Minister of Public Security, Khemraj Ramjattan
That Bill is currently at the Attorney General’s Chambers to be fine-tuned after which Cabinet will look at it., and “…then the recommendations that we will make in relation to that Bill will go back to the draftsperson, Cecil Durjohn (Chief Parliamentary Counsel) and then be brought to the National Assembly,” the minister noted.
Minister Ramjattan added that the witness protection programme was long seen as very important, not because of the white collar crime that the forensic audits might have revealed, but “long before that people (giving evidence) in narcotic offences were saying they wanted some protection because they feel narcotics persons (persons connected to the drugs trade) can kill them.”
The Public Security Minister explained that the witness protection programme will require a lot of finances since it may be necessary to safeguard witnesses in high profile cases by keeping them outside of the local jurisdiction.
“The need for witness protection came long before forensic audits. What the witness plan might do, will need a lot of finances because some of the witnesses might have to be put up in Trinidad and far off places because they might not be safe in Guyana.

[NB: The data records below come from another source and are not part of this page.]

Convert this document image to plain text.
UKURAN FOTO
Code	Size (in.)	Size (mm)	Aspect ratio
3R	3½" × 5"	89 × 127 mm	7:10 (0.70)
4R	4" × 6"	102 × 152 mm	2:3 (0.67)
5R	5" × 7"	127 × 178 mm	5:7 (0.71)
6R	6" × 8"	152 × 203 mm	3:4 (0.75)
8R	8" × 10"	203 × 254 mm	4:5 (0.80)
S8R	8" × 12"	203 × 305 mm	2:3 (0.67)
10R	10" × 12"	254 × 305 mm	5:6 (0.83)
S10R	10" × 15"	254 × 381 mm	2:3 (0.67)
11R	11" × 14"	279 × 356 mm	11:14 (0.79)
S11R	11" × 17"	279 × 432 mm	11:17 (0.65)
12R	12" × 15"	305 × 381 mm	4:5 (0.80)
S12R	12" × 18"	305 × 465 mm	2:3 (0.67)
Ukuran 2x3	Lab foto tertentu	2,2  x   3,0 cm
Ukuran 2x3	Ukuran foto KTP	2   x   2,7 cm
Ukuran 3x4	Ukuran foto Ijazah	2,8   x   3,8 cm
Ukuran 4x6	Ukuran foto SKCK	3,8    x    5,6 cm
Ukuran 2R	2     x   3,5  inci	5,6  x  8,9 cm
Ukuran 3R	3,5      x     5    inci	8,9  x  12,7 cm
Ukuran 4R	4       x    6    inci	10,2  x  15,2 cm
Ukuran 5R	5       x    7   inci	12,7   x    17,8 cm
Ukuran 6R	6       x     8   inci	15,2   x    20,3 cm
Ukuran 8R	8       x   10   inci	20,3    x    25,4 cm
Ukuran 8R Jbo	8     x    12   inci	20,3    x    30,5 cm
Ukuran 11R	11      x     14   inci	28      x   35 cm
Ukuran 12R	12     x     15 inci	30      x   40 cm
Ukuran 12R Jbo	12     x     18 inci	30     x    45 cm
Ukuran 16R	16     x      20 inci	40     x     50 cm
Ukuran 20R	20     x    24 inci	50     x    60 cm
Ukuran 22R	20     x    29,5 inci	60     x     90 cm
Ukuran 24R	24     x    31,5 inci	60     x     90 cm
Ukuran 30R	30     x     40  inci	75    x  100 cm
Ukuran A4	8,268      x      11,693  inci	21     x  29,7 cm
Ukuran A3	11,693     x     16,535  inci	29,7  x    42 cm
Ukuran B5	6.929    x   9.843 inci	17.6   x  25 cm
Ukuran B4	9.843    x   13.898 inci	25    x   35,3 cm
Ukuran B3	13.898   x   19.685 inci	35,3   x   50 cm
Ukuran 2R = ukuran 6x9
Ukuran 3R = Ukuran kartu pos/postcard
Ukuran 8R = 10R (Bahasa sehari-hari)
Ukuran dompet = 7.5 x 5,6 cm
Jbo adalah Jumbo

That will be very expensive an exercise,” Minister Ramjattan pointed out.
Attorney General and Minister of Legal Affairs Basil Williams
Further, Ramjattan said it has been difficult to get witnesses to come forward in cases involving past state operatives because Guyana currently does not have a witness protection programme. The Minister however noted the responsibility of citizens to aid in the prevention and prosecution of crimes.

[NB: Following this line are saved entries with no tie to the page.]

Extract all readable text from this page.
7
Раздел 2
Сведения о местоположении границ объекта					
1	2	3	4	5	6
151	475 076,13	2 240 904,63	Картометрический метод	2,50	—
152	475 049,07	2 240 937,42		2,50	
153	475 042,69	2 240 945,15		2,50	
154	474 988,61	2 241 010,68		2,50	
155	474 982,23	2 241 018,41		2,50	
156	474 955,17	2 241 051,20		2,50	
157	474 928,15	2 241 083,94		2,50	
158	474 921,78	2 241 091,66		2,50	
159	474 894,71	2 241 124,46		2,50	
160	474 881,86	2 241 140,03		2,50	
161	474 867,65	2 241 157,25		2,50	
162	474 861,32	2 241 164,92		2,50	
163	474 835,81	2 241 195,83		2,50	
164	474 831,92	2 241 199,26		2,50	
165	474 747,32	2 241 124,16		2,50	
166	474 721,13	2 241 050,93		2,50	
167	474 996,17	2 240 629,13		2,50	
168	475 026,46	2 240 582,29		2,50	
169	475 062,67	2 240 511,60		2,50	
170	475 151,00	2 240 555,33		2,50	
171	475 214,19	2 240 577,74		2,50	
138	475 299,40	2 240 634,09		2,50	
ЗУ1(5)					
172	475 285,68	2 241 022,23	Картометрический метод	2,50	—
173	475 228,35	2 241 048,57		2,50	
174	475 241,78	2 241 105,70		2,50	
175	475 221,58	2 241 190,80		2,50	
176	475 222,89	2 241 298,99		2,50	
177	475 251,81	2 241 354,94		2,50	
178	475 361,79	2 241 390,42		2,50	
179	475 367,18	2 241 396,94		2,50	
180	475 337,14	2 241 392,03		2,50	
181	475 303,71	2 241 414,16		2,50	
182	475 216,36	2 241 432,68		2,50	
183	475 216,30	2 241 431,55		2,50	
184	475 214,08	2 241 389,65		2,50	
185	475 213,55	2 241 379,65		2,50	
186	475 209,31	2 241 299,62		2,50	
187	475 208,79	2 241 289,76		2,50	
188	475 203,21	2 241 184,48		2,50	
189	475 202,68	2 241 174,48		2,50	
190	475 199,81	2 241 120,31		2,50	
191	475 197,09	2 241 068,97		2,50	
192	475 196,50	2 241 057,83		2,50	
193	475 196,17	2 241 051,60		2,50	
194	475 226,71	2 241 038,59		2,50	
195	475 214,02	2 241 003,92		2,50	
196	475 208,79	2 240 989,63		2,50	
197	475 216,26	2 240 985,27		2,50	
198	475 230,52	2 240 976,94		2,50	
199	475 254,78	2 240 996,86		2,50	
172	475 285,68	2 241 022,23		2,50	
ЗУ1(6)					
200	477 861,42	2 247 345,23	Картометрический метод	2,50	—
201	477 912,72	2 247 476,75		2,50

“We couldn’t give them any assurances except that they will be safe. It is the first duty of the citizenship to, with integrity, speak the truth about what you know and saw, but sometimes these things are harder because people are sensitive to things like what could happen to them. They get scared… there are others who will (come) forward. I’m proud of them and so charges will be brought, it will just take some time,” Ramjattan said.
Consultations for the draft Protection and Protected Disclosures (Whistleblower) Bill are scheduled to begin on Monday, October 10, 2016 at the Pegasus Hotel, at 9:00 hours.
In 2015, the government announced its intention to table the Bill in the National Assembly to protect witnesses who give evidence in the Courts.